Se esforzaba para que cada cuento fuera sólido, un compacto ladrillo, coágulos tornasolados de una realidad que a grandes pasos tendía a desangrarse. El hecho ficcional, la idea, esquivaba sus esfuerzos. Creía tenerla agarrada por los cuernos y resultaba que apenas era un señuelo, y que la verdadera fábula había corrido bajo tierra por los caminos de los topos; cuando la atrapaba por la cola, se hacía la historia lagartija y dejaba entre sus dedos un fragmento cadavérico que se congelaba por fin luego de retorcerse con los reflejos de la vida escapada. La tarea de cazador, pescador de cuentos, no dejaba de aparecer cada noche más difícil. La fuente de la imaginación crecía estéril. La fuerza de la frustración mellaba sus propias fuerzas.
Entre golpes de ingenio cosechaba en su haber un buen puñado de intentos, de los cuales acaso alguno resplandeciese con el arcoiris de las truchas que saltan fuera del agua, ofreciendo soleados reflejos de plata en el espejo escamado de sus cuerpos temblorosos. Esa era su esperanza y su consuelo tenía también la forma de un quizás apenas admitido entre el murmullo de los labios previos a sumergirse en el sueño.

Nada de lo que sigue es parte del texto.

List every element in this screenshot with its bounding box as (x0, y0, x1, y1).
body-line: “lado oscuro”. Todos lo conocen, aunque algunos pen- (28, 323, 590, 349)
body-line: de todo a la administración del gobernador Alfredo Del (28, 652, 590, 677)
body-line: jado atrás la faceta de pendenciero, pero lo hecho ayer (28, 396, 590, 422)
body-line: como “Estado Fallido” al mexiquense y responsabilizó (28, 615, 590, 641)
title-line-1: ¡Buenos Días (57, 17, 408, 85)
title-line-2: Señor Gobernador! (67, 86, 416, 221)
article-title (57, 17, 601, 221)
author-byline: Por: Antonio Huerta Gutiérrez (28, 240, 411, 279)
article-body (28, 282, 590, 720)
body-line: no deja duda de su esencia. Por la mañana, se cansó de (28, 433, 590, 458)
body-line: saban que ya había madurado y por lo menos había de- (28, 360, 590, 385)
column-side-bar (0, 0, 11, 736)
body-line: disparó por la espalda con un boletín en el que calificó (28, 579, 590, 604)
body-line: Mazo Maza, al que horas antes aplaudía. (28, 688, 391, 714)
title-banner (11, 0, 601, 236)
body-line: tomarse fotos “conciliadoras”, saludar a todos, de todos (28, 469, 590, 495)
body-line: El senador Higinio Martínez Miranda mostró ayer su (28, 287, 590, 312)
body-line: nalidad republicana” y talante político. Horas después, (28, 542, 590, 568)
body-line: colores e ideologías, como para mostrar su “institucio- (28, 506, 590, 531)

«Puede que mañana lo consiga», modulaban sus ansias de cuentista cuando el sueño acampaba en sus cobijas y la respiración se amoldaba a las manos ebanistas del reposo. Allí y entonces ocurría que el prodigio inconsciente le entregaba lo que la plena disciplina le ofrecía para negárselo en el momento en que lo reclamase, con las palmas extendidas frente a la estatua del dios a la que no conmueven las ofrendas, vacía de espíritu, morada repudiada por un hálito germinal que continuaba sus caminos en el viento.
Dormido soñaba cuentos sólidos, como ladrillos. Dormido edificaba, detalle a detalle del sótano al tragaluz, refugios de fantasía.